Modifications aux réponses

[18]  Dans sa réponse modifiée à l’avis d’appel de Larry Thompson [2014-2398(IT)G], l’intimée indique qu’elle se fonde sur les faits additionnels qui suivent et ajoute la question suivante ainsi qu’un nouvel argument pour refuser la déduction des pertes :

Faits

a)  ODL et Tim Hodgins et John Hodgins, que ce soit pour leur propre compte ou pour celui d’ODL, (collectivement, les promoteurs) ont mis de l’avant la vente de parts dans LTI et CTR.

b)  Des déclarations et des annonces ont été faites à l’appelant au sujet des parts de LTI qui démontraient que les pertes réalisées sur celles-ci sur une période de quatre ans excéderaient leur coût.

c)  Les montants qui ont été annoncés comme étant déductibles relativement aux parts dans LTI par l’appelant pour le calcul de son revenu, c’est-à-dire les pertes qui lui seraient attribuées par LTI dans les quatre années suivant la date à laquelle l’appelant a fait l’acquisition de ses parts, étaient supérieurs au prix payé pour ces parts.
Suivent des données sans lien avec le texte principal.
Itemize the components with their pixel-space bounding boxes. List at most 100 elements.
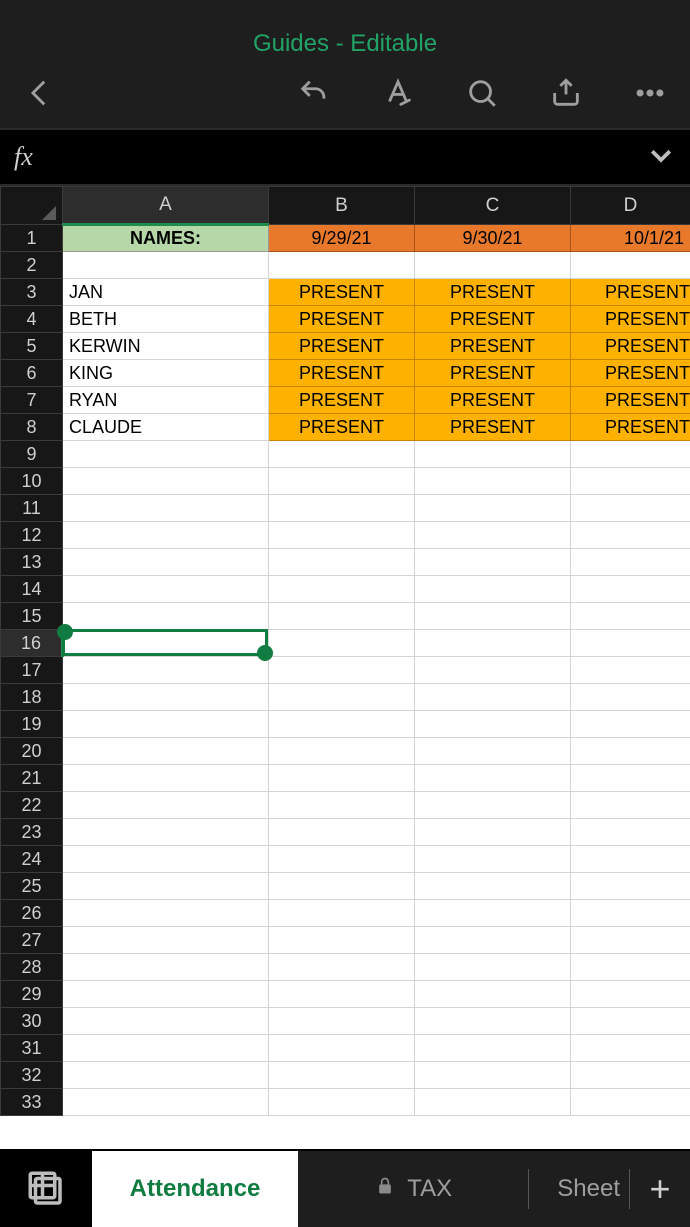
cell[interactable]	[63, 1035, 269, 1062]
format-text-button[interactable]	[376, 71, 420, 115]
cell[interactable]	[571, 630, 690, 657]
column-header-D[interactable]: D	[571, 187, 690, 225]
cell[interactable]	[571, 441, 690, 468]
formula-input[interactable]	[64, 130, 646, 184]
cell[interactable]	[269, 684, 415, 711]
cell[interactable]: PRESENT	[415, 306, 571, 333]
cell[interactable]: KERWIN	[63, 333, 269, 360]
cell[interactable]	[269, 522, 415, 549]
cell[interactable]	[63, 765, 269, 792]
row-header[interactable]: 9	[1, 441, 63, 468]
cell[interactable]	[415, 603, 571, 630]
row-header[interactable]: 5	[1, 333, 63, 360]
cell[interactable]	[269, 900, 415, 927]
cell[interactable]	[63, 603, 269, 630]
cell[interactable]: RYAN	[63, 387, 269, 414]
cell[interactable]	[415, 1035, 571, 1062]
cell[interactable]	[571, 900, 690, 927]
cell[interactable]: 9/29/21	[269, 225, 415, 252]
cell[interactable]	[269, 630, 415, 657]
cell[interactable]: PRESENT	[571, 306, 690, 333]
sheets-overview-button[interactable]	[0, 1151, 92, 1227]
cell[interactable]: PRESENT	[571, 360, 690, 387]
cell[interactable]	[269, 252, 415, 279]
search-button[interactable]	[460, 71, 504, 115]
cell[interactable]	[571, 792, 690, 819]
cell[interactable]	[415, 954, 571, 981]
cell[interactable]	[571, 522, 690, 549]
cell[interactable]	[269, 1062, 415, 1089]
cell[interactable]	[63, 522, 269, 549]
cell[interactable]	[415, 252, 571, 279]
cell[interactable]	[269, 495, 415, 522]
cell[interactable]: PRESENT	[415, 414, 571, 441]
cell[interactable]	[269, 1035, 415, 1062]
cell[interactable]	[571, 1062, 690, 1089]
cell[interactable]: PRESENT	[269, 279, 415, 306]
cell[interactable]	[415, 873, 571, 900]
cell[interactable]	[571, 549, 690, 576]
cell[interactable]	[415, 1062, 571, 1089]
cell[interactable]	[415, 657, 571, 684]
cell[interactable]	[571, 1008, 690, 1035]
cell[interactable]	[571, 1089, 690, 1116]
cell[interactable]	[415, 549, 571, 576]
cell[interactable]	[571, 684, 690, 711]
cell[interactable]	[571, 765, 690, 792]
cell[interactable]	[269, 819, 415, 846]
row-header[interactable]: 28	[1, 954, 63, 981]
row-header[interactable]: 23	[1, 819, 63, 846]
cell[interactable]: NAMES:	[63, 225, 269, 252]
cell[interactable]	[571, 846, 690, 873]
row-header[interactable]: 29	[1, 981, 63, 1008]
cell[interactable]: PRESENT	[269, 387, 415, 414]
cell[interactable]	[571, 819, 690, 846]
tab-attendance[interactable]: Attendance	[92, 1151, 298, 1227]
cell[interactable]	[63, 954, 269, 981]
cell[interactable]: 9/30/21	[415, 225, 571, 252]
cell[interactable]	[269, 441, 415, 468]
row-header[interactable]: 4	[1, 306, 63, 333]
row-header[interactable]: 3	[1, 279, 63, 306]
cell[interactable]	[415, 1008, 571, 1035]
share-button[interactable]	[544, 71, 588, 115]
cell[interactable]: PRESENT	[571, 279, 690, 306]
cell[interactable]	[269, 1008, 415, 1035]
undo-button[interactable]	[292, 71, 336, 115]
add-sheet-button[interactable]: +	[630, 1151, 690, 1227]
row-header[interactable]: 24	[1, 846, 63, 873]
cell[interactable]	[415, 765, 571, 792]
row-header[interactable]: 6	[1, 360, 63, 387]
tab-sheet[interactable]: Sheet	[529, 1151, 630, 1227]
cell[interactable]	[63, 1008, 269, 1035]
cell[interactable]	[415, 468, 571, 495]
cell[interactable]: BETH	[63, 306, 269, 333]
cell[interactable]	[571, 954, 690, 981]
cell[interactable]	[63, 1062, 269, 1089]
cell[interactable]: PRESENT	[269, 360, 415, 387]
row-header[interactable]: 16	[1, 630, 63, 657]
cell[interactable]	[415, 738, 571, 765]
row-header[interactable]: 22	[1, 792, 63, 819]
cell[interactable]	[63, 468, 269, 495]
cell[interactable]	[63, 1089, 269, 1116]
row-header[interactable]: 13	[1, 549, 63, 576]
cell[interactable]	[269, 603, 415, 630]
cell[interactable]	[269, 927, 415, 954]
cell[interactable]: PRESENT	[269, 306, 415, 333]
cell[interactable]	[63, 252, 269, 279]
spreadsheet-grid[interactable]: ABCD 1NAMES:9/29/219/30/2110/1/2123JANPR…	[0, 186, 690, 1149]
row-header[interactable]: 30	[1, 1008, 63, 1035]
cell[interactable]	[63, 873, 269, 900]
cell[interactable]	[63, 927, 269, 954]
cell[interactable]	[571, 981, 690, 1008]
cell[interactable]	[63, 441, 269, 468]
row-header[interactable]: 19	[1, 711, 63, 738]
cell[interactable]	[63, 819, 269, 846]
cell[interactable]	[415, 927, 571, 954]
cell[interactable]	[571, 711, 690, 738]
cell[interactable]	[269, 549, 415, 576]
expand-formula-button[interactable]	[646, 140, 676, 175]
row-header[interactable]: 1	[1, 225, 63, 252]
row-header[interactable]: 31	[1, 1035, 63, 1062]
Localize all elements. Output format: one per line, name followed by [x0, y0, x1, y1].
Plus précisément, les annonces démontraient qu’une perte avoisinant 70 millions de dollars serait imputée par la société de personnes LTI à ses associés pour un coût ne dépassant pas 505 000 $.

d)  Les promoteurs n’ont ni demandé ni obtenu un numéro d’inscription d’abri fiscal pour les parts dans LTI et CTR.
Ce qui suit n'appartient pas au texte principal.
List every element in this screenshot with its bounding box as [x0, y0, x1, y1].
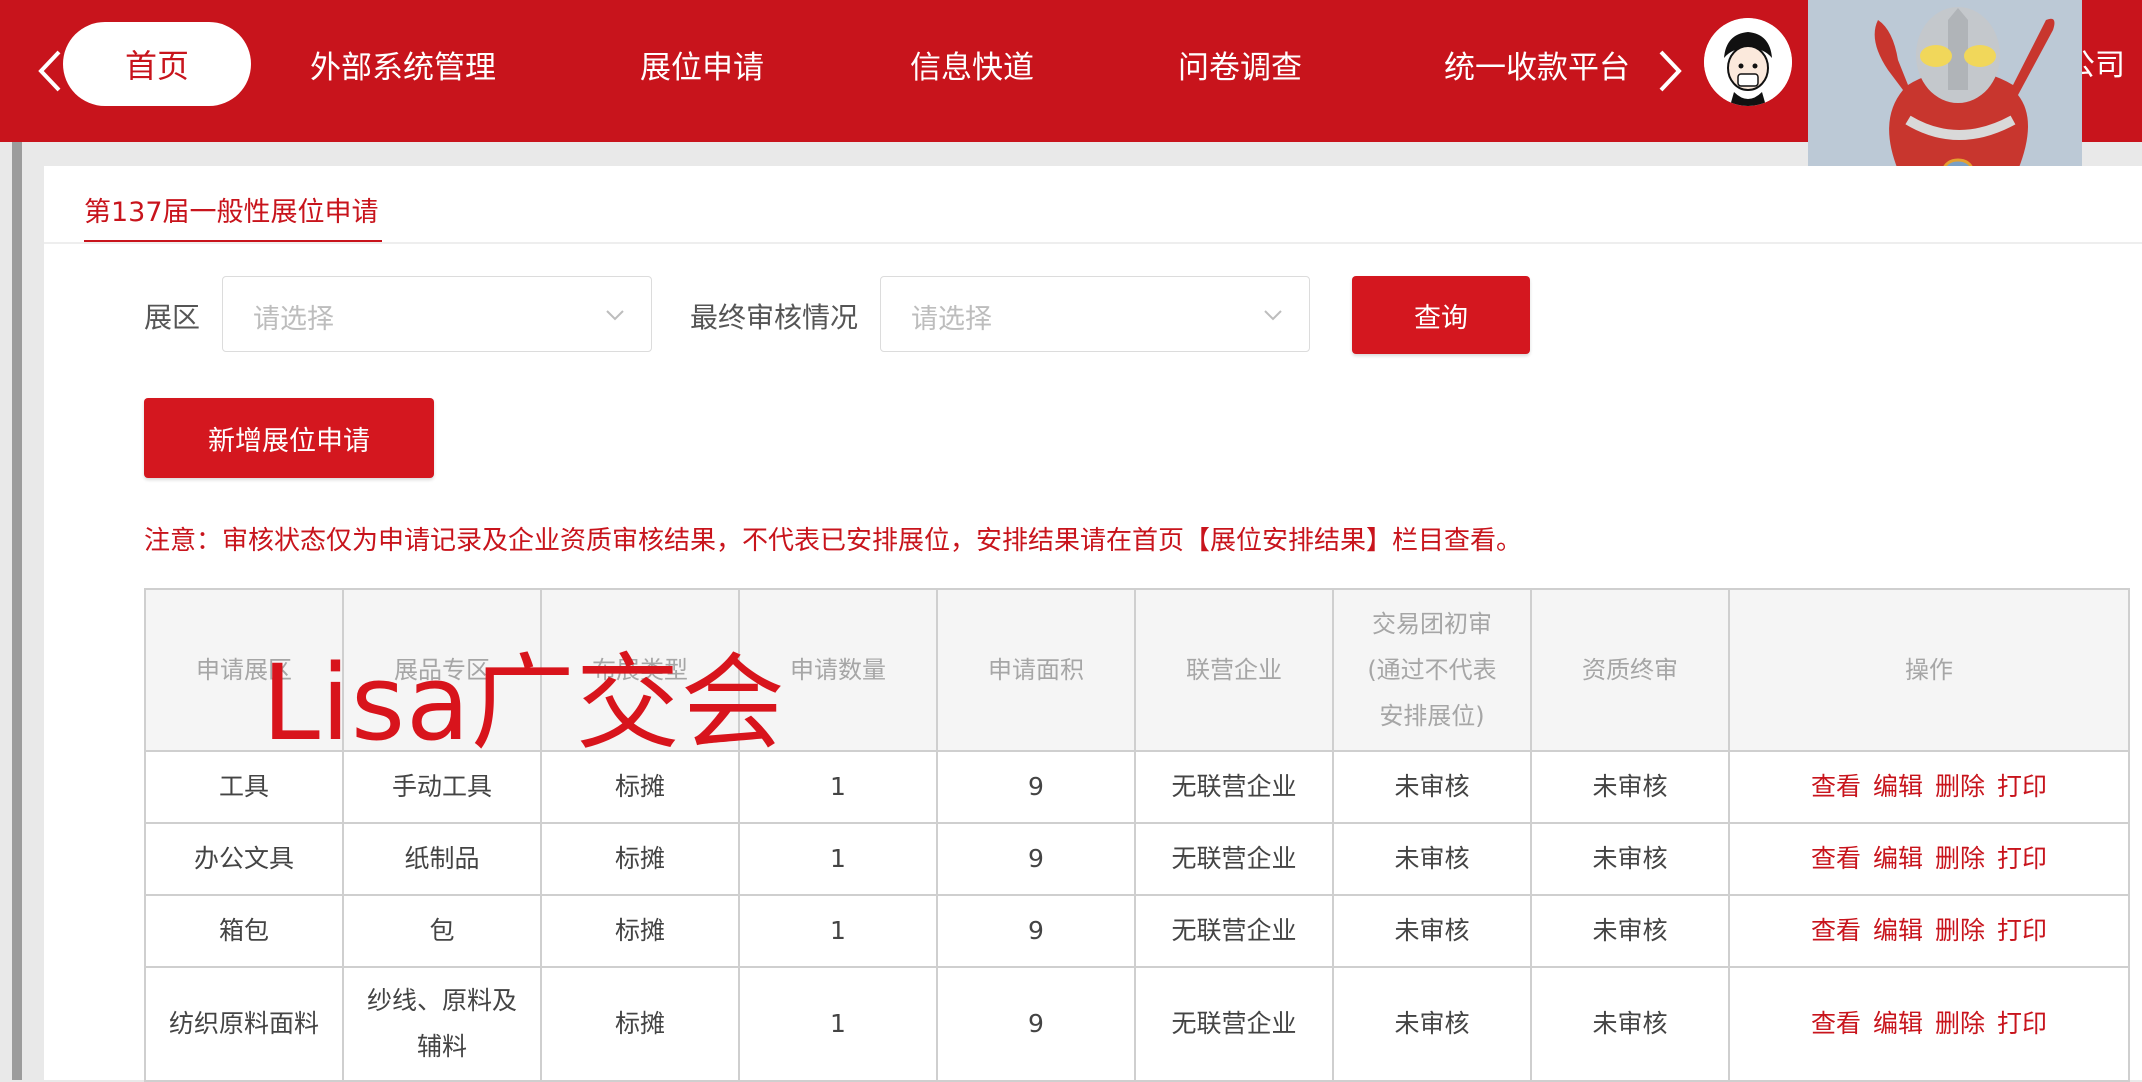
- cell-special: 纸制品: [342, 822, 542, 896]
- notice-text: 注意：审核状态仅为申请记录及企业资质审核结果，不代表已安排展位，安排结果请在首页…: [144, 526, 1523, 556]
- cell-final-review: 未审核: [1530, 750, 1730, 824]
- cell-special: 包: [342, 894, 542, 968]
- nav-item-external-systems[interactable]: 外部系统管理: [310, 22, 496, 106]
- col-header-actions: 操作: [1728, 588, 2130, 752]
- delete-link[interactable]: 删除: [1935, 1009, 1985, 1038]
- col-header-initial-review-line: 交易团初审: [1372, 610, 1492, 638]
- edit-link[interactable]: 编辑: [1873, 916, 1923, 945]
- review-select-placeholder: 请选择: [911, 304, 992, 335]
- col-header-partner: 联营企业: [1134, 588, 1334, 752]
- cell-initial-review: 未审核: [1332, 822, 1532, 896]
- cell-area: 9: [936, 966, 1136, 1082]
- table-row: 办公文具 纸制品 标摊 1 9 无联营企业 未审核 未审核 查看 编辑 删除 打印: [144, 822, 2130, 896]
- cell-final-review: 未审核: [1530, 894, 1730, 968]
- cell-special: 纱线、原料及 辅料: [342, 966, 542, 1082]
- edit-link[interactable]: 编辑: [1873, 844, 1923, 873]
- cell-qty: 1: [738, 894, 938, 968]
- col-header-area: 申请面积: [936, 588, 1136, 752]
- watermark-text: Lisa广交会: [262, 642, 786, 764]
- cell-partner: 无联营企业: [1134, 966, 1334, 1082]
- cell-area: 9: [936, 822, 1136, 896]
- col-header-initial-review: 交易团初审 (通过不代表 安排展位): [1332, 588, 1532, 752]
- table-row: 箱包 包 标摊 1 9 无联营企业 未审核 未审核 查看 编辑 删除 打印: [144, 894, 2130, 968]
- print-link[interactable]: 打印: [1997, 916, 2047, 945]
- print-link[interactable]: 打印: [1997, 1009, 2047, 1038]
- col-header-initial-review-line: 安排展位): [1379, 702, 1485, 730]
- nav-item-payment-platform[interactable]: 统一收款平台: [1444, 22, 1630, 106]
- cell-special-line: 辅料: [416, 1032, 467, 1061]
- chevron-down-icon: [606, 310, 624, 321]
- cell-area: 9: [936, 750, 1136, 824]
- cell-final-review: 未审核: [1530, 822, 1730, 896]
- query-button[interactable]: 查询: [1352, 276, 1530, 354]
- avatar[interactable]: [1704, 18, 1792, 106]
- cell-actions: 查看 编辑 删除 打印: [1728, 750, 2130, 824]
- review-select[interactable]: 请选择: [880, 276, 1310, 352]
- add-booth-application-button[interactable]: 新增展位申请: [144, 398, 434, 478]
- view-link[interactable]: 查看: [1811, 772, 1861, 801]
- chevron-down-icon: [1264, 310, 1282, 321]
- cell-type: 标摊: [540, 822, 740, 896]
- zone-filter-label: 展区: [144, 301, 201, 334]
- nav-item-info-express[interactable]: 信息快道: [910, 22, 1034, 106]
- nav-next-button[interactable]: [1650, 0, 1690, 142]
- cell-final-review: 未审核: [1530, 966, 1730, 1082]
- edit-link[interactable]: 编辑: [1873, 1009, 1923, 1038]
- cell-initial-review: 未审核: [1332, 750, 1532, 824]
- cell-initial-review: 未审核: [1332, 966, 1532, 1082]
- view-link[interactable]: 查看: [1811, 916, 1861, 945]
- delete-link[interactable]: 删除: [1935, 844, 1985, 873]
- delete-link[interactable]: 删除: [1935, 916, 1985, 945]
- cell-zone: 箱包: [144, 894, 344, 968]
- cell-qty: 1: [738, 822, 938, 896]
- nav-item-home[interactable]: 首页: [63, 22, 251, 106]
- chevron-right-icon: [1659, 50, 1682, 92]
- chevron-left-icon: [38, 50, 61, 92]
- table-row: 纺织原料面料 纱线、原料及 辅料 标摊 1 9 无联营企业 未审核 未审核 查看…: [144, 966, 2130, 1082]
- cell-type: 标摊: [540, 894, 740, 968]
- edit-link[interactable]: 编辑: [1873, 772, 1923, 801]
- cell-initial-review: 未审核: [1332, 894, 1532, 968]
- cell-qty: 1: [738, 966, 938, 1082]
- view-link[interactable]: 查看: [1811, 844, 1861, 873]
- cell-actions: 查看 编辑 删除 打印: [1728, 966, 2130, 1082]
- cell-special-line: 纱线、原料及: [366, 986, 517, 1015]
- cell-partner: 无联营企业: [1134, 822, 1334, 896]
- nav-item-booth-application[interactable]: 展位申请: [640, 22, 764, 106]
- cell-type: 标摊: [540, 966, 740, 1082]
- cell-partner: 无联营企业: [1134, 894, 1334, 968]
- print-link[interactable]: 打印: [1997, 772, 2047, 801]
- delete-link[interactable]: 删除: [1935, 772, 1985, 801]
- tab-divider: [44, 242, 2142, 244]
- cell-partner: 无联营企业: [1134, 750, 1334, 824]
- cell-zone: 办公文具: [144, 822, 344, 896]
- left-scroll-bar: [12, 142, 22, 1080]
- cell-actions: 查看 编辑 删除 打印: [1728, 894, 2130, 968]
- zone-select-placeholder: 请选择: [253, 304, 334, 335]
- cell-zone: 纺织原料面料: [144, 966, 344, 1082]
- cell-actions: 查看 编辑 删除 打印: [1728, 822, 2130, 896]
- col-header-final-review: 资质终审: [1530, 588, 1730, 752]
- avatar-image: [1704, 18, 1792, 106]
- col-header-initial-review-line: (通过不代表: [1367, 656, 1497, 684]
- nav-item-survey[interactable]: 问卷调查: [1178, 22, 1302, 106]
- view-link[interactable]: 查看: [1811, 1009, 1861, 1038]
- tab-booth-application[interactable]: 第137届一般性展位申请: [84, 190, 379, 229]
- zone-select[interactable]: 请选择: [222, 276, 652, 352]
- cell-area: 9: [936, 894, 1136, 968]
- review-filter-label: 最终审核情况: [690, 301, 859, 334]
- print-link[interactable]: 打印: [1997, 844, 2047, 873]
e)  Personne, pas même l’appelant, n’a présenté au ministre le formulaire prescrit dont il est fait mention au paragraphe 237.1(6) de la Loi contenant les renseignements requis, incluant le numéro d’inscription attribué à l’abri fiscal pour les parts dans LTI.

Question en litige

e)  Il s’agit de déterminer si les parts dans LTI étaient un « abri fiscal » au sens où l’entend l’article 237.1 de la Loi et, le cas échéant, si le formulaire prescrit dont il est fait mention au paragraphe 237.1(6) de la Loi contenant les renseignements requis, incluant le numéro d’inscription attribué à l’abri fiscal, a été présenté au ministre par l’appelant ou une autre personne.

Fondement

e)  Les parts dans LTI étaient un « abri fiscal » au sens où l’entend l’article 237.1 de la Loi et personne, pas même l’appelant, n’a présenté au ministre le formulaire prescrit dont il est fait mention au paragraphe 237.1(6) de la Loi contenant les renseignements requis, incluant le numéro d’inscription attribué à l’abri fiscal pour les parts dans LTI. Cela étant, aucune déduction n’est autorisée en application du paragraphe 237.1(6) concernant les parts dans LTI.
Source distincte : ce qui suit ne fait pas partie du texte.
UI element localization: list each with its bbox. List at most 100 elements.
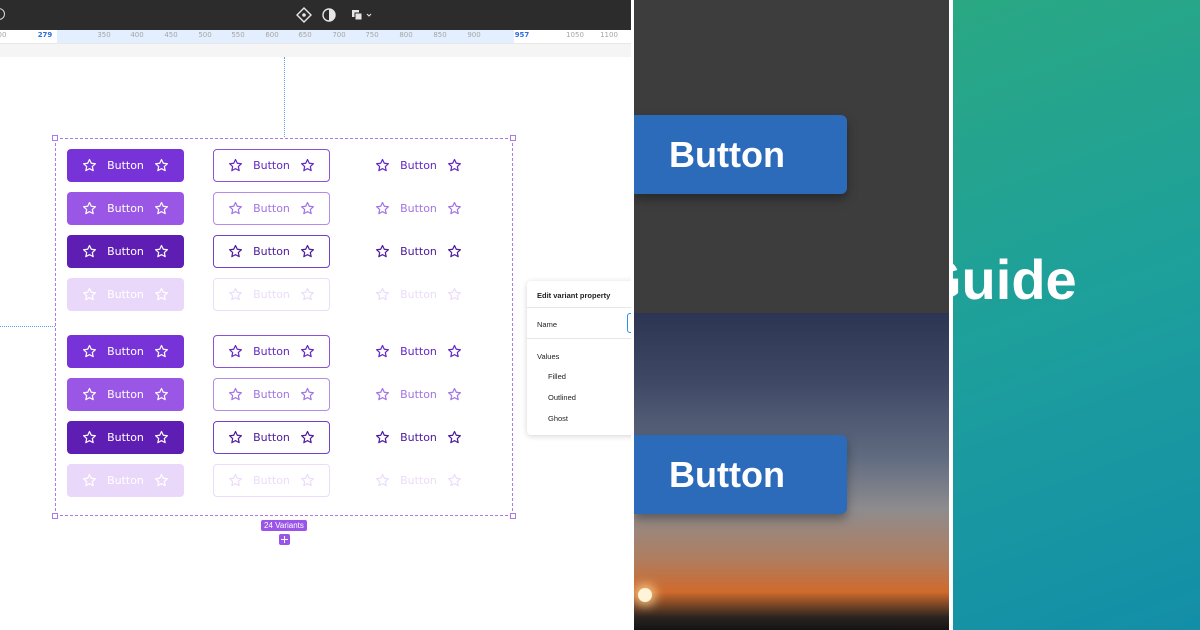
variant-button-ghost[interactable]: Button	[360, 192, 477, 225]
star-icon	[376, 201, 390, 215]
star-icon	[229, 387, 243, 401]
ruler-tick: 550	[231, 31, 245, 39]
variant-button-filled[interactable]: Button	[67, 335, 184, 368]
value-item-ghost[interactable]: Ghost	[548, 414, 568, 423]
star-icon	[83, 287, 97, 301]
component-icon[interactable]	[295, 6, 313, 24]
star-icon	[229, 201, 243, 215]
resize-handle-top-left[interactable]	[52, 135, 58, 141]
toolbar	[0, 0, 631, 30]
ruler-tick: 500	[198, 31, 212, 39]
contrast-icon[interactable]	[320, 6, 338, 24]
button-label: Button	[253, 345, 290, 358]
ruler-tick: 957	[514, 31, 530, 39]
horizontal-guide	[0, 326, 55, 327]
variant-button-outlined[interactable]: Button	[213, 278, 330, 311]
button-label: Button	[253, 159, 290, 172]
star-icon	[154, 244, 168, 258]
dark-background-section: Button	[634, 0, 949, 313]
variant-button-ghost[interactable]: Button	[360, 149, 477, 182]
variant-button-ghost[interactable]: Button	[360, 235, 477, 268]
ruler-tick: 400	[130, 31, 144, 39]
variant-button-filled[interactable]: Button	[67, 149, 184, 182]
star-icon	[154, 430, 168, 444]
star-icon	[376, 244, 390, 258]
name-input[interactable]	[627, 313, 631, 333]
variant-button-outlined[interactable]: Button	[213, 421, 330, 454]
value-item-filled[interactable]: Filled	[548, 372, 566, 381]
button-label: Button	[253, 388, 290, 401]
button-label: Button	[400, 245, 437, 258]
horizontal-ruler: 00 279 350 400 450 500 550 600 650 700 750 800 850 90…	[0, 30, 631, 44]
variant-button-outlined[interactable]: Button	[213, 464, 330, 497]
toolbar-edge-icon[interactable]	[0, 8, 5, 20]
star-icon	[83, 430, 97, 444]
variant-button-outlined[interactable]: Button	[213, 235, 330, 268]
star-icon	[447, 287, 461, 301]
variant-button-outlined[interactable]: Button	[213, 149, 330, 182]
button-label: Button	[107, 474, 144, 487]
showcase-button-sunset[interactable]: Button	[634, 435, 847, 514]
variant-button-filled[interactable]: Button	[67, 421, 184, 454]
showcase-button-dark[interactable]: Button	[634, 115, 847, 194]
ruler-strip	[0, 44, 631, 57]
variant-button-filled[interactable]: Button	[67, 378, 184, 411]
star-icon	[376, 287, 390, 301]
ruler-tick: 750	[365, 31, 379, 39]
panel-divider	[527, 307, 631, 308]
star-icon	[300, 287, 314, 301]
variant-button-filled[interactable]: Button	[67, 464, 184, 497]
resize-handle-bottom-right[interactable]	[510, 513, 516, 519]
resize-handle-top-right[interactable]	[510, 135, 516, 141]
variant-button-ghost[interactable]: Button	[360, 335, 477, 368]
star-icon	[447, 430, 461, 444]
variant-button-outlined[interactable]: Button	[213, 192, 330, 225]
hero-panel: Guide	[953, 0, 1200, 630]
star-icon	[376, 344, 390, 358]
variant-button-ghost[interactable]: Button	[360, 378, 477, 411]
add-variant-button[interactable]	[279, 534, 290, 545]
button-label: Button	[253, 288, 290, 301]
star-icon	[229, 473, 243, 487]
values-label: Values	[537, 352, 560, 361]
star-icon	[154, 387, 168, 401]
variant-button-filled[interactable]: Button	[67, 192, 184, 225]
star-icon	[229, 344, 243, 358]
vertical-guide	[284, 57, 285, 137]
variant-button-ghost[interactable]: Button	[360, 464, 477, 497]
star-icon	[447, 158, 461, 172]
variant-button-filled[interactable]: Button	[67, 235, 184, 268]
ruler-tick: 1100	[600, 31, 618, 39]
button-label: Button	[400, 474, 437, 487]
star-icon	[447, 201, 461, 215]
star-icon	[300, 344, 314, 358]
panel-divider	[527, 338, 631, 339]
value-item-outlined[interactable]: Outlined	[548, 393, 576, 402]
button-label: Button	[400, 202, 437, 215]
star-icon	[376, 473, 390, 487]
button-showcase: Button Button	[634, 0, 949, 630]
name-label: Name	[537, 320, 558, 329]
ruler-tick: 600	[265, 31, 279, 39]
sun-image	[638, 588, 652, 602]
ruler-tick: 279	[37, 31, 53, 39]
ruler-tick: 900	[467, 31, 481, 39]
button-label: Button	[400, 159, 437, 172]
variant-button-outlined[interactable]: Button	[213, 378, 330, 411]
variant-button-filled[interactable]: Button	[67, 278, 184, 311]
ruler-tick: 350	[97, 31, 111, 39]
button-label: Button	[253, 474, 290, 487]
boolean-ops-icon[interactable]	[349, 6, 375, 24]
variant-button-ghost[interactable]: Button	[360, 278, 477, 311]
star-icon	[154, 344, 168, 358]
design-editor: 00 279 350 400 450 500 550 600 650 700 750 800 850 90…	[0, 0, 631, 630]
resize-handle-bottom-left[interactable]	[52, 513, 58, 519]
star-icon	[300, 158, 314, 172]
ruler-tick: 00	[0, 31, 7, 39]
variant-button-ghost[interactable]: Button	[360, 421, 477, 454]
star-icon	[376, 430, 390, 444]
button-label: Button	[107, 345, 144, 358]
star-icon	[447, 387, 461, 401]
variant-button-outlined[interactable]: Button	[213, 335, 330, 368]
ruler-tick: 850	[433, 31, 447, 39]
[19]  Les mêmes modifications ont été apportées aux réponses aux avis d’appel de Larry [2014-2399(IT)G] et de Thompson Bros. (Constr.) Ltd [2014-2393(IT)G et 2014-2395(IT)G], avec quelques adaptations mineures.

Thèses des parties

A.  Les appelants

[20]  L’avocat pour les appelants a cité la décision rendue par la Cour d’appel fédérale dans l’arrêt O’Dwyer c. R., 2013 CAF 200, qui traite du contexte devant être présent au regard des déclarations et des annonces pour que les règles régissant les abris fiscaux énoncées à l’article 237.1 de la Loi s’appliquent. Au regard des pertes à imputer à un associé par une société de personnes, le juge Webb a déclaré que les exigences suivantes doivent être présentes pour les annonces :

a)  les déclarations doivent décrire le montant en pertes que l’acquéreur de l’intérêt dans la société de personnes sera en mesure de déduire dans le calcul de son revenu;

b)  lorsqu’il s’agit de pertes qui seront subies par la société de personnes, les annonces doivent être faites avant l’acquisition d’un bien;

c)  les annonces ont essentiellement pour but d’établir le montant en pertes que l’acquéreur éventuel pourra déduire dans le calcul du revenu au titre de ce bien en indiquant ce qui suit :

(i)  les pertes que devrait subir la société de personnes;

(ii)  les pertes subies par la société de personnes pourront être déduites dans le calcul du revenu de la société de personnes;

(iii)  le revenu anticipé de la société de personnes pour les périodes financières pertinentes;

(iv)  les pertes anticipées qui seront subies aux fins de la Loi;

(v)  si ces pertes pourront être déduites par les détenteurs des parts dans la société de personnes aux fins du calcul de leur revenu;

d)  les annonces doivent être faites au contribuable.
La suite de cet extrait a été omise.